We, therefore, conclude that the compromise agreement made in 1898 was not without consideration, and that it is binding upon the parties. There was no delay after the making of that contract in getting out the timber except such as Harrison Taylor himself caused. The purpose that Arthur had in selling the timber to Grant Taylor was that he supposed that Harrison Taylor would allow him to take it out; but there was the same violence used by Harrison Taylor toward Grant Taylor, his son, as against Arthur. Grant Taylor was killed. Brock killed Harrison Taylor; and we do not see that there was any such delay after the year 1898, which Harrison Taylor could complain of, as to affect the rights of Grant Taylor and those claiming under him to this poplar timber.

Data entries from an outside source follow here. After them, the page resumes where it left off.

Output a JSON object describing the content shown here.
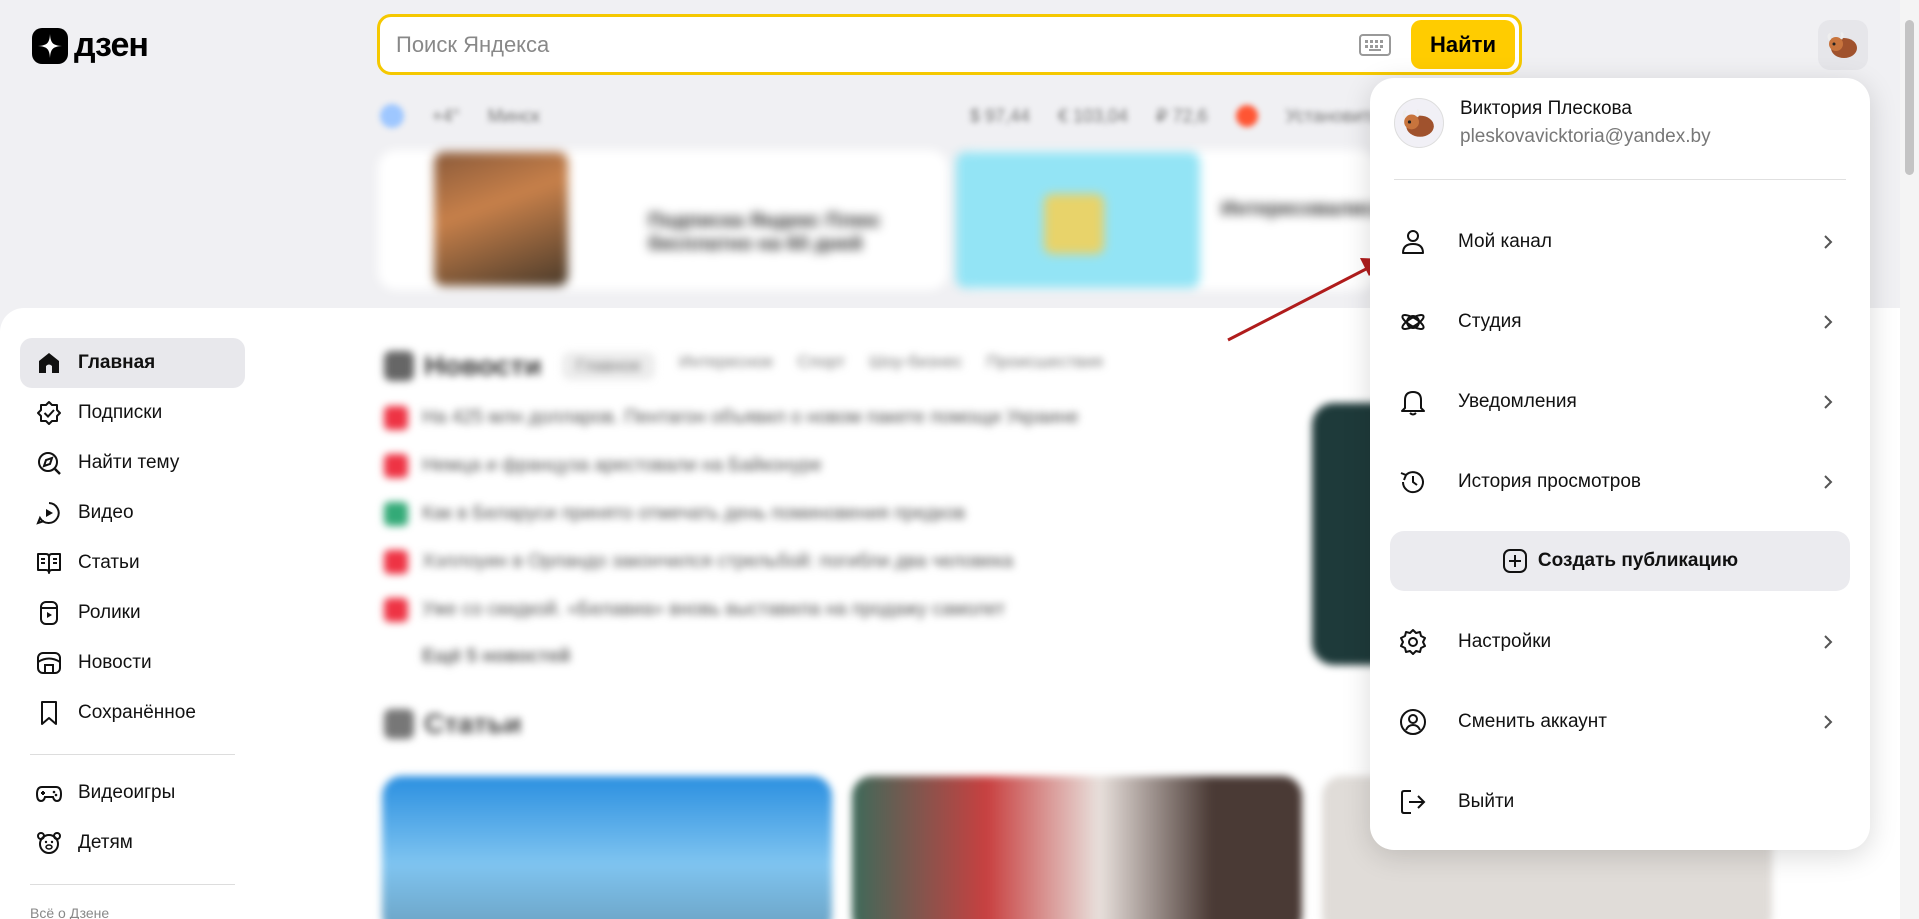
{
  "logo": {
    "text": "дзен"
  },
  "search": {
    "placeholder": "Поиск Яндекса",
    "button": "Найти"
  },
  "infostrip": {
    "temp": "+4°",
    "city": "Минск",
    "usd": "$ 97,44",
    "eur": "€ 103,04",
    "rub": "₽ 72,6",
    "install": "Установить"
  },
  "sidebar": {
    "items": [
      {
        "label": "Главная"
      },
      {
        "label": "Подписки"
      },
      {
        "label": "Найти тему"
      },
      {
        "label": "Видео"
      },
      {
        "label": "Статьи"
      },
      {
        "label": "Ролики"
      },
      {
        "label": "Новости"
      },
      {
        "label": "Сохранённое"
      },
      {
        "label": "Видеоигры"
      },
      {
        "label": "Детям"
      }
    ],
    "about": "Всё о Дзене"
  },
  "news": {
    "title": "Новости",
    "chips": [
      "Главное",
      "Интересное",
      "Спорт",
      "Шоу-бизнес",
      "Происшествия"
    ],
    "lines": [
      "На 425 млн долларов. Пентагон объявил о новом пакете помощи Украине",
      "Немца и француза арестовали на Байконуре",
      "Как в Беларуси принято отмечать день поминовения предков",
      "Хэллоуин в Орландо закончился стрельбой: погибли два человека",
      "Уже со скидкой. «Белавиа» вновь выставила на продажу самолет"
    ],
    "more": "Ещё 5 новостей"
  },
  "articles": {
    "title": "Статьи"
  },
  "promo": {
    "card1_title": "Подписка Яндекс Плюс бесплатно на 60 дней",
    "card2_title": "Интересовались Хантфлоу? Получите Месяц в подарок"
  },
  "menu": {
    "user_name": "Виктория Плескова",
    "user_email": "pleskovavicktoria@yandex.by",
    "items": [
      {
        "label": "Мой канал"
      },
      {
        "label": "Студия"
      },
      {
        "label": "Уведомления"
      },
      {
        "label": "История просмотров"
      },
      {
        "label": "Настройки"
      },
      {
        "label": "Сменить аккаунт"
      },
      {
        "label": "Выйти"
      }
    ],
    "create": "Создать публикацию"
  },
  "colors": {
    "accent": "#ffcc00",
    "arrow": "#b01c1c"
  }
}
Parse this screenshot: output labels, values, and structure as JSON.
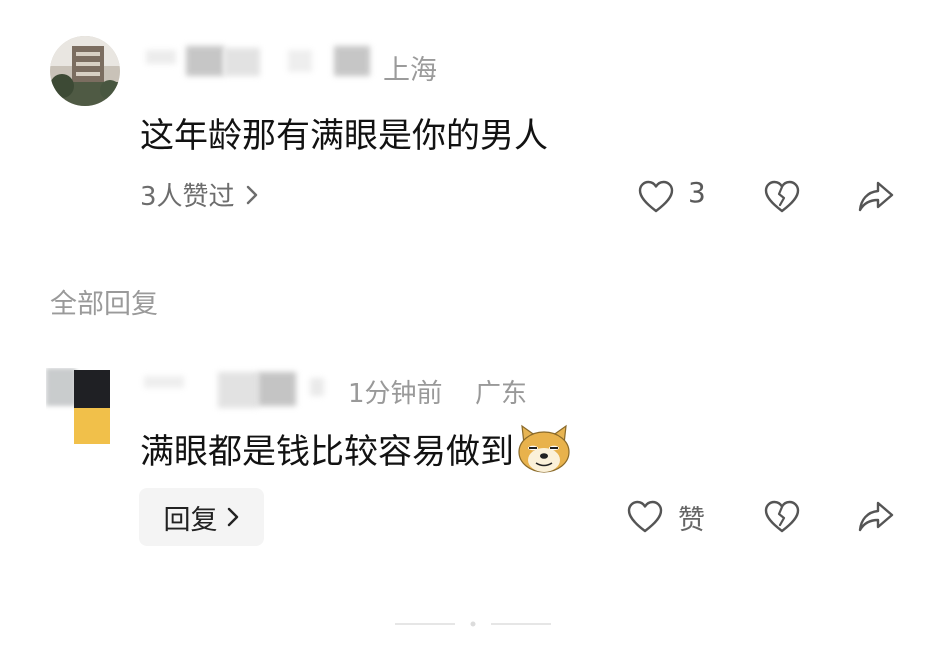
{
  "comments": [
    {
      "location": "上海",
      "text": "这年龄那有满眼是你的男人",
      "likers": "3人赞过",
      "like_count": "3"
    },
    {
      "time": "1分钟前",
      "location": "广东",
      "text": "满眼都是钱比较容易做到",
      "emoji": "doge",
      "reply_label": "回复",
      "like_label": "赞"
    }
  ],
  "section": {
    "all_replies": "全部回复"
  },
  "icons": [
    "heart-icon",
    "broken-heart-icon",
    "share-icon",
    "chevron-right-icon",
    "doge-emoji-icon"
  ],
  "colors": {
    "text": "#121212",
    "meta": "#9b9b9b",
    "icon": "#555555",
    "button_bg": "#f4f4f4"
  }
}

On the return of the case to the circuit court, that court will ascertain, by commissioners appointed for that purpose, what trees standing on the land appellants are entitled to under the deed from Harrison Taylor to Arthur, and under the compromise agreement made in 1898 between them, and he will adjudge appellants entitled to these trees and to a right of way to remove them. Appellants are entitled to all of the poplar trees on the land named which were branded in 1889, or which were seven feet and over in circumference in 1898. The judgment is reversed, and cause remanded for a judgment as above indicated, and for further proceedings consistent herewith.